Das ZDF räumt in einer zweiteiligen Doku (Di., 22.45 Uhr und Mi. 22.15 Uhr) auf mit Halbwissen und Vorurteilen rund um den Islam. Die Macher haben mit den Menschen geredet.

Wohin treibt der Islam - fragt die ZDF-Doku. Scheich Yusuf al-Qaradawi, hier im Studio Al Jazeera, zieht es jedenfalls regelmäßig ins Fernsehen. Bild: ZDF/Gerlach

Fatma Kilic ist Muslimin und Moscheeführerin in Berlin.
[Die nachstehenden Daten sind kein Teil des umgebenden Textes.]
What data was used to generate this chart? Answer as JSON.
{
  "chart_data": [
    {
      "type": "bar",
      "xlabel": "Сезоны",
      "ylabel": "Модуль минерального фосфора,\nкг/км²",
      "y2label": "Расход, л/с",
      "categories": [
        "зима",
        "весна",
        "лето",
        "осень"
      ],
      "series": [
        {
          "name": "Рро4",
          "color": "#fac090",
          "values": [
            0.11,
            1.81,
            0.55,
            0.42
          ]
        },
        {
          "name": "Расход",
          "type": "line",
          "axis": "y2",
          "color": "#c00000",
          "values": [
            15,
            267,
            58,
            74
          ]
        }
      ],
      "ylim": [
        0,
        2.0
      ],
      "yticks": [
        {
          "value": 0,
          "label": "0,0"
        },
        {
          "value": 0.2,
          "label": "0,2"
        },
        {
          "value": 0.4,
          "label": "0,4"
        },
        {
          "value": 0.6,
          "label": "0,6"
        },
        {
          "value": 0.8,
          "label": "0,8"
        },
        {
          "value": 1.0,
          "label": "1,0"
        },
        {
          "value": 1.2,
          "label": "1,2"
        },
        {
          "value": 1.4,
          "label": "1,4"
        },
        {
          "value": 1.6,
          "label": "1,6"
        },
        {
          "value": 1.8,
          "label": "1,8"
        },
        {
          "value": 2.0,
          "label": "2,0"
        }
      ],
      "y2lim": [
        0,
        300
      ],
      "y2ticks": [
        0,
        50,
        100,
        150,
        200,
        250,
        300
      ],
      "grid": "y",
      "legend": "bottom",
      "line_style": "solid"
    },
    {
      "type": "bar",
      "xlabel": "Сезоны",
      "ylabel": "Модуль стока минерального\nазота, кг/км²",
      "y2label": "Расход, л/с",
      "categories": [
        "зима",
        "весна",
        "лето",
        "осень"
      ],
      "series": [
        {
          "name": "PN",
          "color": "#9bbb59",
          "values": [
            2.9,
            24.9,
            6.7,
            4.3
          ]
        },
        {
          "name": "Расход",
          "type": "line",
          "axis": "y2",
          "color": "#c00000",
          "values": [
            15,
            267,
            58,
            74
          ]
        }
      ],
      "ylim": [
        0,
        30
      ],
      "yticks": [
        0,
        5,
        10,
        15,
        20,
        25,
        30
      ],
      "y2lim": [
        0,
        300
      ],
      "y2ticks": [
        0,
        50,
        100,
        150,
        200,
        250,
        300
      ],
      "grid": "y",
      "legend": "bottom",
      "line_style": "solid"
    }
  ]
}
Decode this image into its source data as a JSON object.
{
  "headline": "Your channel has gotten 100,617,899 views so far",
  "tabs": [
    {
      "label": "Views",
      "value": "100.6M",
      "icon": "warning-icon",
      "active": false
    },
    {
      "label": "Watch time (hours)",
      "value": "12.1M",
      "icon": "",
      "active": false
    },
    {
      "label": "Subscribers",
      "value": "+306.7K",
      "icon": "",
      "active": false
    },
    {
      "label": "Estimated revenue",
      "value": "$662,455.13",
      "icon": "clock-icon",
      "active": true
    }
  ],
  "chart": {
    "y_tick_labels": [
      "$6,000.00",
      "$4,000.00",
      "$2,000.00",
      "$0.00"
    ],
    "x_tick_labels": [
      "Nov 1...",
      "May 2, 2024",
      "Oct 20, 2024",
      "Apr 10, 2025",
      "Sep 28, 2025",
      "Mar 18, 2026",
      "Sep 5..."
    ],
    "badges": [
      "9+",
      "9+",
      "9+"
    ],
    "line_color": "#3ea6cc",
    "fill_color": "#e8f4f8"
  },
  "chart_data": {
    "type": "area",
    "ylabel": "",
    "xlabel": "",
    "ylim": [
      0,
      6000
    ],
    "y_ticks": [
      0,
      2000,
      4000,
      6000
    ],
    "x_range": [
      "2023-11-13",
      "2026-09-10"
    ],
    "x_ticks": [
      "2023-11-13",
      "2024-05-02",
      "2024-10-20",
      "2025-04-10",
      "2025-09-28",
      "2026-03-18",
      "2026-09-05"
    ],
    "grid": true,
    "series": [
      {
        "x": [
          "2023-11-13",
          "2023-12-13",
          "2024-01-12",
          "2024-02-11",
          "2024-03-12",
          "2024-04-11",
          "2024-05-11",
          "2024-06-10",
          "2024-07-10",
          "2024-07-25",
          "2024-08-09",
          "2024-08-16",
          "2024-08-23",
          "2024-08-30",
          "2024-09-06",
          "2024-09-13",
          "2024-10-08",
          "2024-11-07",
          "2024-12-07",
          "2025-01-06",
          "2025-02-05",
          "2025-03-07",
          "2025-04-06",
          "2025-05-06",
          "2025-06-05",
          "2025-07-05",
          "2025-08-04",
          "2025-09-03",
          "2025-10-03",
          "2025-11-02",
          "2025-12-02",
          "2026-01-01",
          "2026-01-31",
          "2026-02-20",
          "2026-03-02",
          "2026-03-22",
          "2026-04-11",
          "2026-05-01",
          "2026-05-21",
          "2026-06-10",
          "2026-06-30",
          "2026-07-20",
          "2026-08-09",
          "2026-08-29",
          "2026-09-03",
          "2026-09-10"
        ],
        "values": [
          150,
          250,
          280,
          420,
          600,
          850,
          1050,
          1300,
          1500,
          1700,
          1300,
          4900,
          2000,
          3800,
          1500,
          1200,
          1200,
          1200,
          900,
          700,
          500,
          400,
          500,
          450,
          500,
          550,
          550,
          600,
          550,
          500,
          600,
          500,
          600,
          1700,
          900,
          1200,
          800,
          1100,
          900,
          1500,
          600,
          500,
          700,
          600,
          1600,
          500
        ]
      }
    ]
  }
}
Sie empfindet die meisten Vorurteile gegen den Islam als unfair, deshalb sucht sie in ihren Führungen den offenen Dialog. "Man spricht immer nur über uns", beklagt sie, doch sie findet: "Man soll mit uns sprechen."

Genau das ist der Ansatz des zweiteiligen Dokumentarfilms "Wohin treibt der Islam?". Die Autoren Daniel Gerlach und Friedrich Klütsch haben vorwiegend Muslime begleitet, beobachtet und befragt, um einer Antwort auf die titelgebende Frage näherzukommen. Als erzählerische Leitmotive dienen die islamischen Begriffe "Dschihad" und "Scharia". Sie werden von den muslimischen Protagonisten des Films kommentiert, eingeordnet und erklärt - dabei zeigt sich, wie wenig man hierzulande eigentlich über die zweitgrößte Religion der Welt weiß.

Zum Beispiel der Dschihad. Klar, der sogenannte heilige Krieg, das ist bekannt. "Dschihad heißt, den Ungläubigen die Kehle durchzuschneiden", bellt dann auch ein vermummter Terrorist in eine wacklige Videokamera hinein. Der Begriff an sich allerdings bedeutet "Streben", erklärt ein Koranübersetzer, es wird zwischen dem kleinen und dem großen Dschihad unterschieden. Der Kampf zur Verteidigung der Religion ist der kleine, der große (und im Koran weitaus öfter erwähnte) hingegen ein Bemühen um Selbstverbesserung, die Aufforderung, rechtschaffen zu sein. Safwat Ali Hassan, gläubiger Tierarzt in Hamburg, beschreibt seinen persönlichen Dschihad so: "Immer auf dem geraden Weg bleiben, sodass sich Muslime und Nichtmuslime helfen."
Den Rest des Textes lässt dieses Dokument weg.